### Lecture sans paroles: the factors of M67

In 1903 Frank Nelson Cole delivered an extraordinary lecture to the American Mathematical Society. For almost an hour he performed a calculation on the chalkboard without uttering a single word. When he finished, the audience broke into enthusiastic applause.

Cole, an American mathematician born in 1861, was educated at Harvard. He lectured there and later at the University of Michigan and at Columbia University, New York. He spent 1883-85 in Germany, studying with the great mathematician Felix Klein in Leipzig and also visiting Göttingen. Cole completed his doctoral thesis, A Contribution to the Theory of the General Equation of the Sixth Degree, in America but under the guidance of Klein.

Cole was active in the American Mathematical Society, being Secretary from 1896 until 1920 and Editor-in-Chief of the AMS Bulletin. His main research interests were in algebra and number theory and he established the Cole Prizes, awarded by AMS for outstanding contributions to these two fields.

The Lecture sans Paroles

One of Cole’s doctoral students was Eric Temple Bell, remembered for his book Men of Mathematics. Bell relates the story of an extraordinary lecture to the American Mathematical Society on October 31st 1903, in which Cole identified the factors of the Mersenne number 267 – 1, or M67. The French mathematician Edouard Lucas had shown in 1876 that this number is composite, but he had not identified its prime factors.

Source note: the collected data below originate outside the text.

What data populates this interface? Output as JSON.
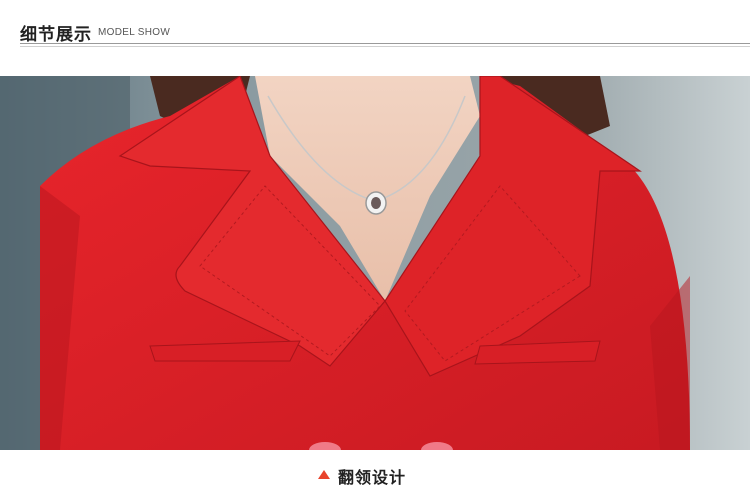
{
  "header": {
    "title_cn": "细节展示",
    "title_en": "MODEL SHOW"
  },
  "photo": {
    "description_icon": "product-detail-photo",
    "accent_color": "#e0242a"
  },
  "caption": {
    "icon": "triangle-up-icon",
    "text": "翻领设计",
    "icon_color": "#e8432c"
  }
}
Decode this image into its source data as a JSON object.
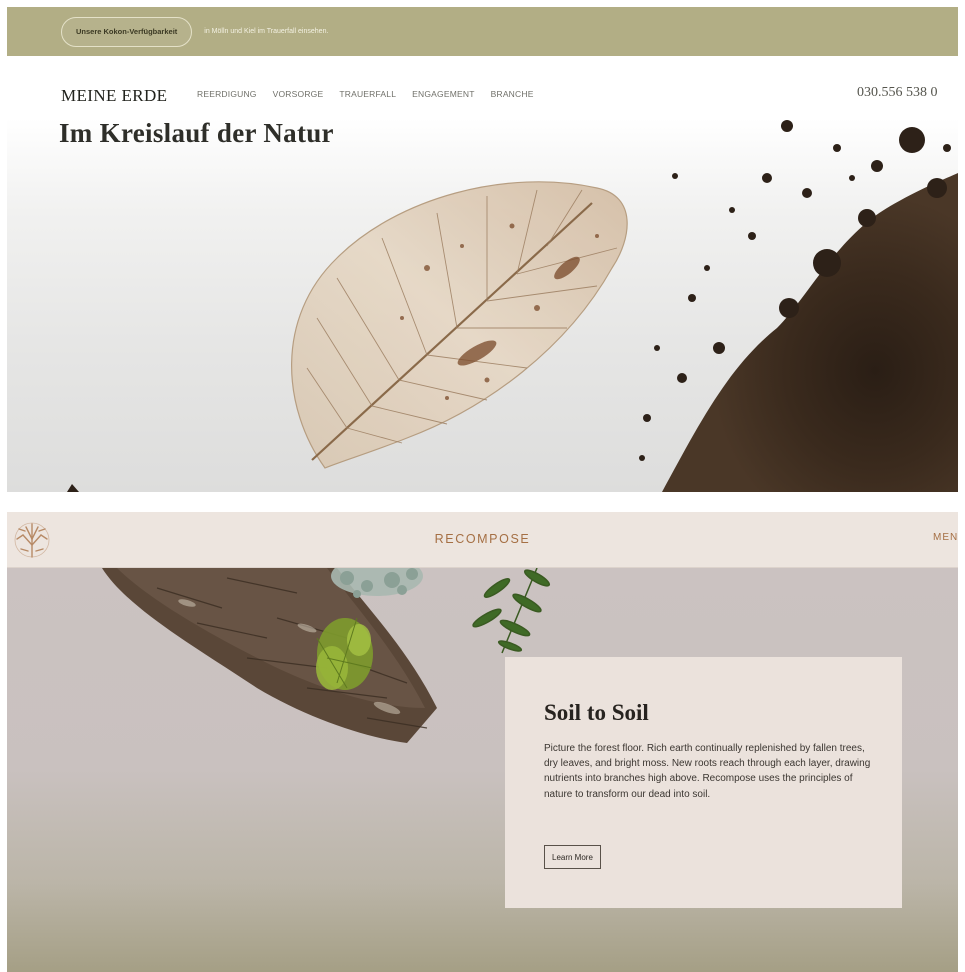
{
  "meine_erde": {
    "announcement": {
      "pill_label": "Unsere Kokon-Verfügbarkeit",
      "text": "in Mölln und Kiel im Trauerfall einsehen."
    },
    "logo": "MEINE ERDE",
    "nav_items": [
      "REERDIGUNG",
      "VORSORGE",
      "TRAUERFALL",
      "ENGAGEMENT",
      "BRANCHE"
    ],
    "phone": "030.556 538 0",
    "headline": "Im Kreislauf der Natur"
  },
  "recompose": {
    "brand": "RECOMPOSE",
    "menu_label": "MEN",
    "card": {
      "title": "Soil to Soil",
      "text": "Picture the forest floor. Rich earth continually replenished by fallen trees, dry leaves, and bright moss. New roots reach through each layer, drawing nutrients into branches high above. Recompose uses the principles of nature to transform our dead into soil.",
      "button_label": "Learn More"
    }
  },
  "colors": {
    "announcement_bar": "#b2ae85",
    "recompose_accent": "#a56f44",
    "recompose_background": "#ccc3c3",
    "card_background": "#ebe2dc"
  }
}
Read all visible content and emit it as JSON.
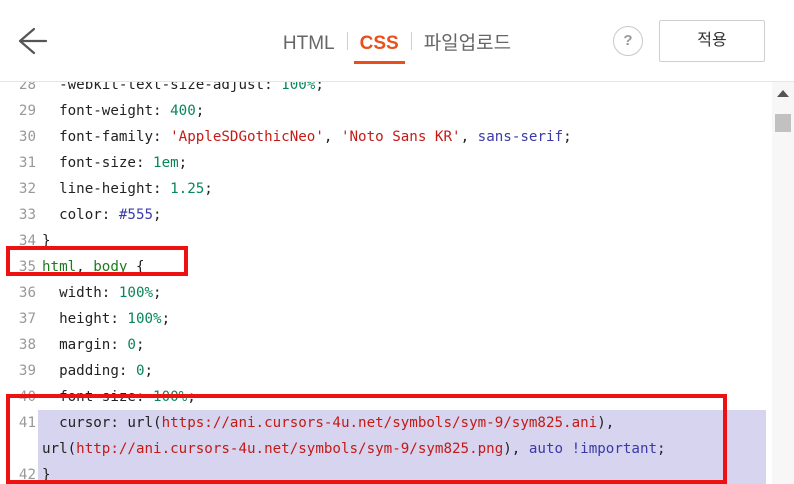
{
  "header": {
    "tabs": [
      {
        "label": "HTML",
        "active": false
      },
      {
        "label": "CSS",
        "active": true
      },
      {
        "label": "파일업로드",
        "active": false
      }
    ],
    "help_label": "?",
    "apply_label": "적용"
  },
  "colors": {
    "accent": "#e84f1c",
    "highlight_box": "#ee1111",
    "selection": "#d6d4ef"
  },
  "editor": {
    "lines": [
      {
        "n": "28",
        "segments": [
          {
            "t": "  -webkit-text-size-adjust: ",
            "c": "k"
          },
          {
            "t": "100%",
            "c": "num"
          },
          {
            "t": ";",
            "c": "k"
          }
        ]
      },
      {
        "n": "29",
        "segments": [
          {
            "t": "  font-weight: ",
            "c": "k"
          },
          {
            "t": "400",
            "c": "num"
          },
          {
            "t": ";",
            "c": "k"
          }
        ]
      },
      {
        "n": "30",
        "segments": [
          {
            "t": "  font-family: ",
            "c": "k"
          },
          {
            "t": "'AppleSDGothicNeo'",
            "c": "str"
          },
          {
            "t": ", ",
            "c": "k"
          },
          {
            "t": "'Noto Sans KR'",
            "c": "str"
          },
          {
            "t": ", ",
            "c": "k"
          },
          {
            "t": "sans-serif",
            "c": "kw"
          },
          {
            "t": ";",
            "c": "k"
          }
        ]
      },
      {
        "n": "31",
        "segments": [
          {
            "t": "  font-size: ",
            "c": "k"
          },
          {
            "t": "1em",
            "c": "num"
          },
          {
            "t": ";",
            "c": "k"
          }
        ]
      },
      {
        "n": "32",
        "segments": [
          {
            "t": "  line-height: ",
            "c": "k"
          },
          {
            "t": "1.25",
            "c": "num"
          },
          {
            "t": ";",
            "c": "k"
          }
        ]
      },
      {
        "n": "33",
        "segments": [
          {
            "t": "  color: ",
            "c": "k"
          },
          {
            "t": "#555",
            "c": "kw"
          },
          {
            "t": ";",
            "c": "k"
          }
        ]
      },
      {
        "n": "34",
        "segments": [
          {
            "t": "}",
            "c": "k"
          }
        ]
      },
      {
        "n": "35",
        "segments": [
          {
            "t": "html",
            "c": "sel-tag"
          },
          {
            "t": ", ",
            "c": "k"
          },
          {
            "t": "body",
            "c": "sel-tag"
          },
          {
            "t": " {",
            "c": "k"
          }
        ]
      },
      {
        "n": "36",
        "segments": [
          {
            "t": "  width: ",
            "c": "k"
          },
          {
            "t": "100%",
            "c": "num"
          },
          {
            "t": ";",
            "c": "k"
          }
        ]
      },
      {
        "n": "37",
        "segments": [
          {
            "t": "  height: ",
            "c": "k"
          },
          {
            "t": "100%",
            "c": "num"
          },
          {
            "t": ";",
            "c": "k"
          }
        ]
      },
      {
        "n": "38",
        "segments": [
          {
            "t": "  margin: ",
            "c": "k"
          },
          {
            "t": "0",
            "c": "num"
          },
          {
            "t": ";",
            "c": "k"
          }
        ]
      },
      {
        "n": "39",
        "segments": [
          {
            "t": "  padding: ",
            "c": "k"
          },
          {
            "t": "0",
            "c": "num"
          },
          {
            "t": ";",
            "c": "k"
          }
        ]
      },
      {
        "n": "40",
        "segments": [
          {
            "t": "  font-size: ",
            "c": "k"
          },
          {
            "t": "100%",
            "c": "num"
          },
          {
            "t": ";",
            "c": "k"
          }
        ]
      },
      {
        "n": "41",
        "selected": true,
        "segments": [
          {
            "t": "  cursor: url(",
            "c": "k"
          },
          {
            "t": "https://ani.cursors-4u.net/symbols/sym-9/sym825.ani",
            "c": "str"
          },
          {
            "t": "),",
            "c": "k"
          }
        ]
      },
      {
        "n": "",
        "selected": true,
        "segments": [
          {
            "t": "url(",
            "c": "k"
          },
          {
            "t": "http://ani.cursors-4u.net/symbols/sym-9/sym825.png",
            "c": "str"
          },
          {
            "t": "), ",
            "c": "k"
          },
          {
            "t": "auto",
            "c": "kw"
          },
          {
            "t": " ",
            "c": "k"
          },
          {
            "t": "!important",
            "c": "kw"
          },
          {
            "t": ";",
            "c": "k"
          }
        ]
      },
      {
        "n": "42",
        "selected": true,
        "segments": [
          {
            "t": "}",
            "c": "k"
          }
        ]
      }
    ]
  }
}
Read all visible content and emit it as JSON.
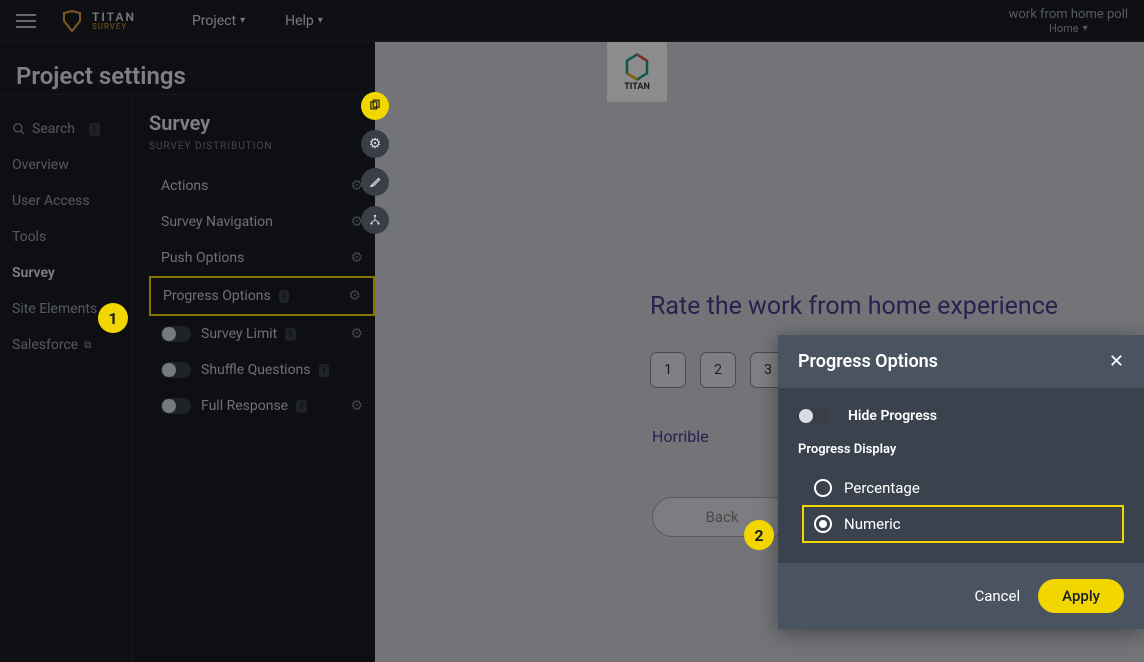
{
  "topbar": {
    "logo_title": "TITAN",
    "logo_sub": "SURVEY",
    "nav": {
      "project": "Project",
      "help": "Help"
    },
    "breadcrumb_title": "work from home poll",
    "breadcrumb_sub": "Home"
  },
  "page_title": "Project settings",
  "sidebar_a": {
    "search": "Search",
    "items": [
      "Overview",
      "User Access",
      "Tools",
      "Survey",
      "Site Elements",
      "Salesforce"
    ],
    "active_index": 3
  },
  "sidebar_b": {
    "title": "Survey",
    "subtitle": "SURVEY DISTRIBUTION",
    "items": [
      {
        "label": "Actions",
        "toggle": false,
        "gear": true,
        "badge": false
      },
      {
        "label": "Survey Navigation",
        "toggle": false,
        "gear": true,
        "badge": false
      },
      {
        "label": "Push Options",
        "toggle": false,
        "gear": true,
        "badge": false
      },
      {
        "label": "Progress Options",
        "toggle": false,
        "gear": true,
        "badge": true,
        "highlight": true
      },
      {
        "label": "Survey Limit",
        "toggle": true,
        "gear": true,
        "badge": true
      },
      {
        "label": "Shuffle Questions",
        "toggle": true,
        "gear": false,
        "badge": true
      },
      {
        "label": "Full Response",
        "toggle": true,
        "gear": true,
        "badge": true
      }
    ]
  },
  "canvas": {
    "logo_label": "TITAN",
    "question": "Rate the work from home experience",
    "ratings": [
      "1",
      "2",
      "3"
    ],
    "rating_label_low": "Horrible",
    "back": "Back"
  },
  "dialog": {
    "title": "Progress Options",
    "hide_progress": "Hide Progress",
    "section": "Progress Display",
    "options": {
      "percentage": "Percentage",
      "numeric": "Numeric"
    },
    "selected": "numeric",
    "cancel": "Cancel",
    "apply": "Apply"
  },
  "markers": {
    "one": "1",
    "two": "2"
  }
}
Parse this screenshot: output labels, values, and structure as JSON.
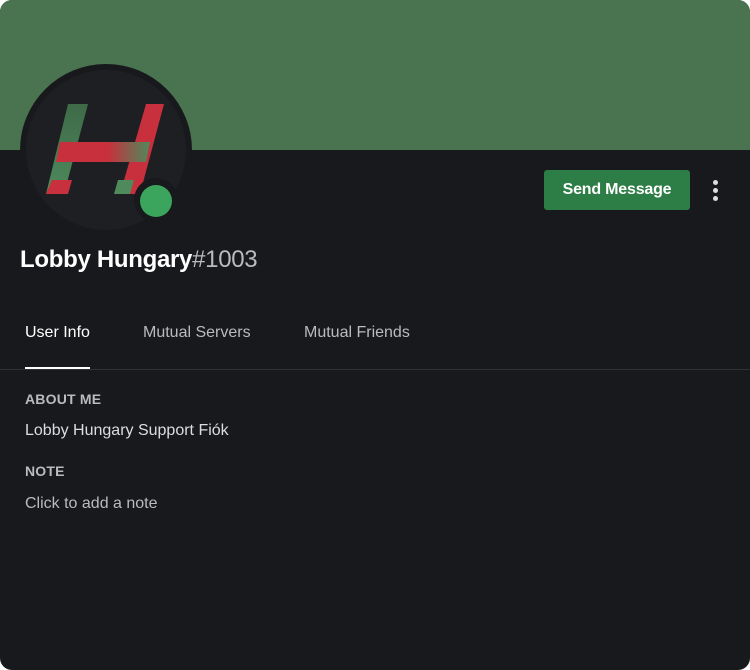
{
  "profile": {
    "username": "Lobby Hungary",
    "discriminator": "#1003",
    "status": "online",
    "status_color": "#3ba55d",
    "banner_color": "#4a7350",
    "avatar_logo": "lobby-hungary-logo"
  },
  "actions": {
    "send_message_label": "Send Message",
    "more_icon": "vertical-ellipsis-icon",
    "accent_color": "#2d7d46"
  },
  "tabs": [
    {
      "label": "User Info",
      "active": true
    },
    {
      "label": "Mutual Servers",
      "active": false
    },
    {
      "label": "Mutual Friends",
      "active": false
    }
  ],
  "about": {
    "title": "ABOUT ME",
    "text": "Lobby Hungary Support Fiók"
  },
  "note": {
    "title": "NOTE",
    "placeholder": "Click to add a note",
    "value": ""
  }
}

Felix Klein.                                       Frank Cole.                                       Eric Temple Bell.

When the chairman called upon him, Cole – a man of few words – walked to the blackboard and calculated the value of M67 by computing increasing powers of 2 and finally subtracting 1. The result was the 21-digit number

147 573 952 589 676 412 927 .

Cole then moved to the other side of the blackboard and wrote the product of the 9-digit number 193 707 721 and the 12-digit number 761 838 257 287. After a tedious calculation, he obtained the result

193 707 721 x 761 838 257 287 = 147 573 952 589 676 412 927

which was identical to the Mersenne number M67. He then returned to his seat without having spoken a single word. For the first time on record, the audience responded with a standing ovation.

Cole had found the prime factors of the Mersenne number M67, a monumental computational task. He gave an account of his method in a paper, On the Factoring of Large Numbers, published later in 1903 in the AMS Bulletin.

It is worth mentioning that when the command FactorInteger[2^67-1] is entered into the programme Mathematica, the prime factors appear almost instantly. Likewise, typing factor(2^67-1) in SageMathCloud gives the factors within a split second.

Sources

Bell, Eric T., 1952: Mathematics, Queen and Servant of Science. G. Bell & Sons (See page 228).

Cole, F. N., 1903: On the factoring of large numbers, Bull. Amer. Math. Soc. 10, 134–137.